801 S Bryant Ave
Oklahoma’s proof of identity law (sometimes called the “voter ID” law) was contained in State Question 746 (Legislative Referendum No. 347). The question appeared on the ballot at the November 2, 2010, General Election, and it was approved by 74% of the votes cast.
The proof of identity law requires every voter who votes in person at the precinct polling place or during early voting at the County Election Board to show proof of identity before receiving a ballot.
There are three ways to prove your identity.
A document used for proof of identity for voting must have been issued by the United States government, the State of Oklahoma, or a federally recognized tribal government.

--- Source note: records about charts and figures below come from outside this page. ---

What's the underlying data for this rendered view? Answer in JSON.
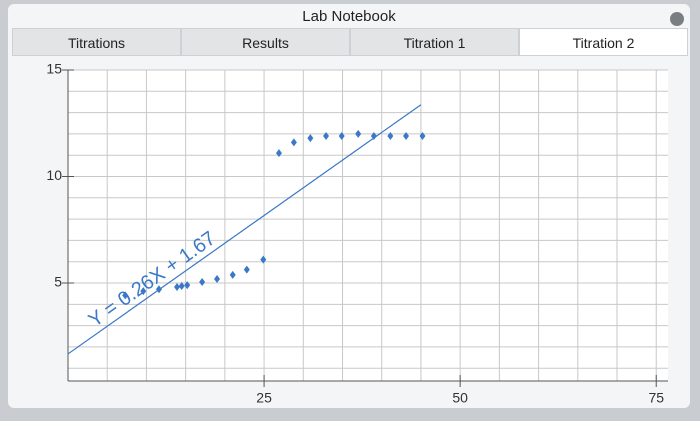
{
  "window": {
    "title": "Lab Notebook"
  },
  "tabs": [
    "Titrations",
    "Results",
    "Titration 1",
    "Titration 2"
  ],
  "active_tab": 3,
  "chart_data": {
    "type": "scatter",
    "color": "#3b78c8",
    "x": [
      7.3,
      9.6,
      11.6,
      13.9,
      14.5,
      15.2,
      17.1,
      19.0,
      21.0,
      22.8,
      24.9,
      26.9,
      28.8,
      30.9,
      32.9,
      34.9,
      37.0,
      39.0,
      41.1,
      43.1,
      45.2
    ],
    "values": [
      4.42,
      4.62,
      4.71,
      4.81,
      4.86,
      4.9,
      5.05,
      5.19,
      5.38,
      5.63,
      6.1,
      11.1,
      11.6,
      11.8,
      11.9,
      11.9,
      12.0,
      11.9,
      11.9,
      11.9,
      11.9
    ],
    "xlim": [
      0,
      76.5
    ],
    "ylim": [
      0.4,
      15
    ],
    "xticks": [
      25,
      50,
      75
    ],
    "yticks": [
      5,
      10,
      15
    ],
    "minor_xticks": [
      0,
      5,
      10,
      15,
      20,
      25,
      30,
      35,
      40,
      45,
      50,
      55,
      60,
      65,
      70,
      75
    ],
    "minor_yticks": [
      1,
      2,
      3,
      4,
      5,
      6,
      7,
      8,
      9,
      10,
      11,
      12,
      13,
      14,
      15
    ],
    "grid": true,
    "trendline": {
      "slope": 0.26,
      "intercept": 1.67,
      "x_range": [
        0,
        45
      ],
      "label": "Y = 0.26X + 1.67"
    }
  }
}
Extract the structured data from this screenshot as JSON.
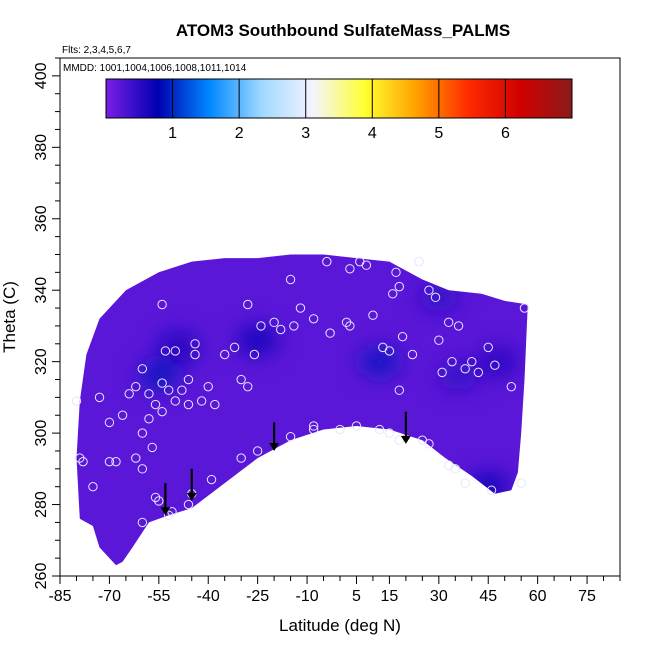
{
  "chart_data": {
    "type": "heatmap",
    "title": "ATOM3 Southbound SulfateMass_PALMS",
    "subtitle_flights": "Flts: 2,3,4,5,6,7",
    "subtitle_mmdd": "MMDD: 1001,1004,1006,1008,1011,1014",
    "xlabel": "Latitude (deg N)",
    "ylabel": "Theta (C)",
    "xlim": [
      -85,
      85
    ],
    "ylim": [
      260,
      405
    ],
    "x_ticks": [
      -85,
      -70,
      -55,
      -40,
      -25,
      -10,
      5,
      15,
      30,
      45,
      60,
      75
    ],
    "y_ticks": [
      260,
      280,
      300,
      320,
      340,
      360,
      380,
      400
    ],
    "colorbar": {
      "range": [
        0,
        7
      ],
      "ticks": [
        1,
        2,
        3,
        4,
        5,
        6
      ],
      "colors": [
        "#7a1fe6",
        "#0000b0",
        "#0088ff",
        "#9fd8ff",
        "#f4f4ff",
        "#ffff30",
        "#ffa000",
        "#ff2a00",
        "#d00000",
        "#8b1a1a"
      ]
    },
    "field_upper_boundary": [
      [
        -79,
        309
      ],
      [
        -77,
        322
      ],
      [
        -73,
        332
      ],
      [
        -65,
        340
      ],
      [
        -55,
        345
      ],
      [
        -45,
        348
      ],
      [
        -35,
        349
      ],
      [
        -25,
        349
      ],
      [
        -15,
        350
      ],
      [
        -5,
        350
      ],
      [
        5,
        349
      ],
      [
        15,
        348
      ],
      [
        25,
        343
      ],
      [
        33,
        340
      ],
      [
        43,
        339
      ],
      [
        50,
        337
      ],
      [
        57,
        336
      ]
    ],
    "field_lower_boundary": [
      [
        57,
        336
      ],
      [
        56,
        315
      ],
      [
        55,
        300
      ],
      [
        54,
        289
      ],
      [
        52,
        284
      ],
      [
        47,
        283
      ],
      [
        40,
        288
      ],
      [
        32,
        293
      ],
      [
        25,
        298
      ],
      [
        15,
        301
      ],
      [
        5,
        302
      ],
      [
        -5,
        301
      ],
      [
        -15,
        298
      ],
      [
        -25,
        293
      ],
      [
        -35,
        286
      ],
      [
        -45,
        279
      ],
      [
        -52,
        277
      ],
      [
        -58,
        275
      ],
      [
        -63,
        268
      ],
      [
        -66,
        264
      ],
      [
        -68,
        263
      ],
      [
        -70,
        265
      ],
      [
        -73,
        268
      ],
      [
        -75,
        274
      ],
      [
        -79,
        276
      ],
      [
        -80,
        293
      ],
      [
        -79,
        309
      ]
    ],
    "dark_regions": [
      {
        "lat": -49,
        "theta": 324,
        "value": 0.7
      },
      {
        "lat": -55,
        "theta": 316,
        "value": 0.9
      },
      {
        "lat": -25,
        "theta": 326,
        "value": 0.8
      },
      {
        "lat": 30,
        "theta": 338,
        "value": 0.5
      },
      {
        "lat": 36,
        "theta": 316,
        "value": 0.5
      },
      {
        "lat": 48,
        "theta": 320,
        "value": 0.6
      },
      {
        "lat": 45,
        "theta": 285,
        "value": 0.8
      },
      {
        "lat": 12,
        "theta": 320,
        "value": 0.9
      }
    ],
    "background_value": 0.2,
    "sample_points": [
      [
        -80,
        309
      ],
      [
        -79,
        293
      ],
      [
        -78,
        292
      ],
      [
        -75,
        285
      ],
      [
        -73,
        310
      ],
      [
        -70,
        292
      ],
      [
        -68,
        292
      ],
      [
        -70,
        303
      ],
      [
        -66,
        305
      ],
      [
        -64,
        311
      ],
      [
        -62,
        313
      ],
      [
        -60,
        318
      ],
      [
        -58,
        311
      ],
      [
        -56,
        308
      ],
      [
        -54,
        314
      ],
      [
        -52,
        312
      ],
      [
        -50,
        309
      ],
      [
        -48,
        312
      ],
      [
        -46,
        308
      ],
      [
        -44,
        322
      ],
      [
        -40,
        313
      ],
      [
        -38,
        308
      ],
      [
        -35,
        322
      ],
      [
        -32,
        324
      ],
      [
        -30,
        315
      ],
      [
        -28,
        313
      ],
      [
        -26,
        322
      ],
      [
        -24,
        330
      ],
      [
        -20,
        331
      ],
      [
        -18,
        329
      ],
      [
        -14,
        330
      ],
      [
        -12,
        335
      ],
      [
        -8,
        332
      ],
      [
        -3,
        328
      ],
      [
        2,
        331
      ],
      [
        3,
        330
      ],
      [
        3,
        346
      ],
      [
        6,
        348
      ],
      [
        8,
        347
      ],
      [
        10,
        333
      ],
      [
        13,
        324
      ],
      [
        15,
        323
      ],
      [
        16,
        339
      ],
      [
        17,
        345
      ],
      [
        18,
        341
      ],
      [
        19,
        327
      ],
      [
        22,
        322
      ],
      [
        24,
        348
      ],
      [
        27,
        340
      ],
      [
        29,
        338
      ],
      [
        30,
        326
      ],
      [
        31,
        317
      ],
      [
        33,
        331
      ],
      [
        34,
        320
      ],
      [
        36,
        330
      ],
      [
        38,
        318
      ],
      [
        40,
        320
      ],
      [
        42,
        317
      ],
      [
        45,
        324
      ],
      [
        47,
        319
      ],
      [
        52,
        313
      ],
      [
        56,
        335
      ],
      [
        -60,
        300
      ],
      [
        -58,
        304
      ],
      [
        -57,
        296
      ],
      [
        -60,
        290
      ],
      [
        -62,
        293
      ],
      [
        -54,
        336
      ],
      [
        -53,
        323
      ],
      [
        -50,
        323
      ],
      [
        -46,
        315
      ],
      [
        -42,
        309
      ],
      [
        -56,
        282
      ],
      [
        -55,
        281
      ],
      [
        -51,
        278
      ],
      [
        -45,
        283
      ],
      [
        -39,
        287
      ],
      [
        -30,
        293
      ],
      [
        -25,
        295
      ],
      [
        -15,
        299
      ],
      [
        -8,
        301
      ],
      [
        0,
        301
      ],
      [
        5,
        302
      ],
      [
        12,
        301
      ],
      [
        15,
        300
      ],
      [
        18,
        298
      ],
      [
        25,
        298
      ],
      [
        27,
        297
      ],
      [
        33,
        291
      ],
      [
        35,
        290
      ],
      [
        38,
        286
      ],
      [
        46,
        284
      ],
      [
        55,
        286
      ],
      [
        -60,
        275
      ],
      [
        -52,
        277
      ],
      [
        -46,
        280
      ],
      [
        -8,
        302
      ],
      [
        -54,
        306
      ],
      [
        -44,
        325
      ],
      [
        -28,
        336
      ],
      [
        -15,
        343
      ],
      [
        -4,
        348
      ],
      [
        18,
        312
      ]
    ],
    "arrows": [
      {
        "lat": -53,
        "theta_from": 286,
        "theta_to": 277
      },
      {
        "lat": -45,
        "theta_from": 290,
        "theta_to": 281
      },
      {
        "lat": -20,
        "theta_from": 303,
        "theta_to": 295
      },
      {
        "lat": 20,
        "theta_from": 306,
        "theta_to": 297
      }
    ],
    "grid": false,
    "legend": "colorbar-top"
  }
}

The law requires a document used for proof of identity for voting to contain the following information:
- The name of the person to whom it was issued
- A photograph of the person to whom it was issued
- An expiration date that is after the date of the election, unless the identification is valid indefinitely
The law requires the voter’s name on the proof of identity document to “substantially conform” to the voter’s name in the Precinct Registry. In other words, your name on your proof of identity must match your name in the Precinct Registry.
COUNTY ELECTION BOARD VOTER IDENTIFICATION CARD
In addition, voters may use the free voter identification card they received by mail from the County Election Board when they registered to vote. The law allows use of the voter identification card even though it does not include a photograph.